Liputan6.com, Jakarta Pandemi covid-19 belum usai, industri aviasi pun terkena imbasnya. Salah satunya adalah perusahaan penerbangan asal Hong Kong, Cathay Pacific Airways mengumumkan kerugian USD 2,8 miliar setara Rp 40 triliun sepanjang 2020.
Penurunan pendapatan ini bahkan lebih buruk dari prediksi Bloomberg sekitar USD 2,6 miliar atau sekitar Rp 37 triliun. Dikutip dari South China Morning Post, Rabu, (10/3/2021), kerugian ini menjadi yang terburuk dalam sejarah industri aviasi.
Pemimpin Cathay Pacific, Patrick Healy bahkan menyebut tahun 2020 sebagai tahun 'paling menantang' yang dialami perusahaan selama 70 tahun beroperasi. Ini sekaligus memberikan alarm ketidakpastian bisnis di masa depan bahkan pasca pandemi.
"Kondisi pasar tetap menantang dan dinamis...belum jelas bagaimana pandemi dan dampaknya akan berkembang selama beberapa bulan mendatang.” ungkapnya dalam sebuah pernyataan.
Sekalipun beberapa negara mulai melonggarkan aturan saat memasuki akhir tahun, laporan keuangan perusahaan justru menunjukkan kerugian meningkat memasuki paruh kedua 2020.
Kerugian membengkak USD 1,5 miliar setara Rp 21,4 triliun. Padahal pada paruh pertama, perusahaan sudah menangguk rugi hingga USD 1,3 miliar setara Rp 18,6 triliun.
Nilai tersebut jauh lebih buruk jika dibanding kinerja tahun 2019, yang mana perusahaan berhasil mencetak keuntungan USD 216 juta setara Rp 3 triliun.
Meski begitu, meningkatnya biaya pengiriman kargo akibat tingginya permintaan namun jumlah pesawat yang terbatas, berdampak positif terhadap pemasukan perusahaan. Ini membantu Cathay Pacific menghindari kerugian yang lebih lebar.
**Ibadah Ramadan makin khusyuk dengan ayat-ayat ini.

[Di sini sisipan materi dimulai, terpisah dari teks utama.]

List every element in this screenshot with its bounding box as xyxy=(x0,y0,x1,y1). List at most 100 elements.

Saksikan Video Pilihan di Bawah Ini:
Kemelut Keuangan Perusahaan
Masalah keuangan yang dialami Cathay Pacific bukan kali ini terjadi. Perusahaan makin seret mendapat pemasukan semenjak kerusuhan anti-pemerintahan terjadi pada tahun 2019 di Hong Kong. Belun pulih sepenuhnya, hantaman pandemi di awal 2020 memperparah krisis perusahaan.
Seperti banyak perusahaan aviasi di negara lain yang juga dihantui ancaman kebangkrutan, Cathay Pacific mengajukan bailout sebesar lebih dari USD 5 miliar setara Rp 71,5 triliun kepada pemerintah Hong Kong dan pemegang saham.
Pada bulan Oktober lalu, perusahaan juga terpaksa merumahkan sekitar 5.900 karyawannya untuk membendung kerugian. Termasuk menghentikan operasional perusahaan regionalnya.
Hasil minus tersebut disebabkan sedikitnya penumpang akibat pandemi yang menutup akses mobilisasi internasional, yang merupakan basis pendapatan utama perusahaan. Dalam kondisi normal, rata-rata penumpang Cathay perhari mencapai 100 ribu orang. Namun, saat pandemi jumlahnya berkurang 99 persen.
Sekalipun Hong Kong telah memasuki fase pemulihan dengan penyuntikan vaksin kepada lebih dari 110 ribu penduduk, Cathay Pacific diproyeksikan masih menghadapi beban berat di tahun 2021. Terlebih nasib perusahaan juga sangat bergantung terhadap kinerja vaksinasi di banyak negara bukan hanya Hong Kong.
"Cathay juga berada dalam situasi yang sulit karena perlu memantau penyerapan vaksin di banyak pasar (negara),karena kita semua tahu bahwa mereka tidak dapat bergantung pada satu pasar domestik," sebut Luya You, analis transportasi internasional BOCOM.
Pada periode Januari 2021 saja, pesawat-pesawat Cathay bahkan mengangkut kurang dari 1.000 penumpang, lebih buruk dari bulan Juni tahun lalu.